Educator-turned volunteer organizer and charitable fundraiser Vera Martin is adding a new honor to past recognitions with a Golden Deeds award.
The Golden Deeds, now in its 72nd year, is an award bestowed annually to a local philanthropist by the Inter-Civic Council and The Advocate.
The council made the decision Tuesday to honor Martin.
Martin is perhaps best known as the founding organizer of the Broadmoor High School annual Arts and Crafts Fair, which began in 1973. She served as the director of the fair for more than 30 years and along the way it has become one of the largest craft shows in Louisiana.
At the time, Martin was a guidance counselor at the high school. She recalled attending another fair and thought why not have one at the high school.
She approached her principal and asked when would be a good time.
“He said, ‘Between football and basketball,’ ” she recalled him saying. “It turns out November is a perfect time to have a fair.”
A veteran educator, Martin spent 36 years in education first as a high school home economics teacher, and later as a guidance counselor.
A native of Mora, a small town west of Alexandria, Martin graduated from Northwestern State University in Natchitoches.
After school, she moved first to Opelousas for a few years, before moving to Baton Rouge when her husband, now deceased, was transferred to the Capital City.
Her interest in arts and crafts began when she was looking for things to do with her home economics classes.
Her walls at home are filled with arts and crafts items she’s collected through the years.
“Everything in my home is by someone I know personally,” she said with pride.
Her success with the Broadmoor High fair didn’t go unnoticed.
She remembers being approached by the American Red Cross.

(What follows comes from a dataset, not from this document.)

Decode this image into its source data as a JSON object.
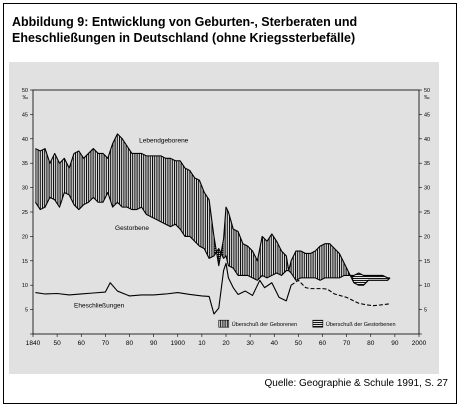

She soon was holding arts-and-crafts-themed fundraisers for that organization at the now closed Bon Marché mall.
“My claim to fame is raising money for others,” she said. “I never ask for myself.”
She’s served on the board and organized fundraising garage sales for Cajun Clickers, which helps individuals learn and use technology.
She’s raised money for years for the choir at Parkview Baptist Church, her church, and conducted fundraising craft shows for the YMCA/Jewish Community Center in New Orleans and Luling Elementary School in St. Charles Parish, among others.
Her work with Friendship Force of Baton Rouge has allowed her to have an impact around the world, even to the mountains of Costa Rica.
The international organization fosters friendships worldwide, a cause for which she’s raised money and supplies.
Her most recent work is with Esther House, where women released from prison can get a new start on life, and with Brave Heart-Children In Need Inc., an organization that assists abused and neglected children, giving out thousands of Christmas gift bags each year.
In the case of Brave Heart, a former student persuaded her to take on a greater role than she planned.
She’s often, though, the one firmly coaxing people to help more than they intended. It’s not always that hard.
“Lots of time, they say, ‘I’m retired and I’m bored,’ and I say, ‘I have a job you’ll love,’ ” she said.
She credits her mother for her own giving nature. It comes naturally to her.
“If you’re fortunate enough to have things, you should give. That’s why I give,” she said. “It makes you feel good. You get a lot from helping others.”
Martin will be honored in a banquet at 7:30 p.m. Nov. 12 at the Crowne Plaza Hotel, 4728 Constitution Ave.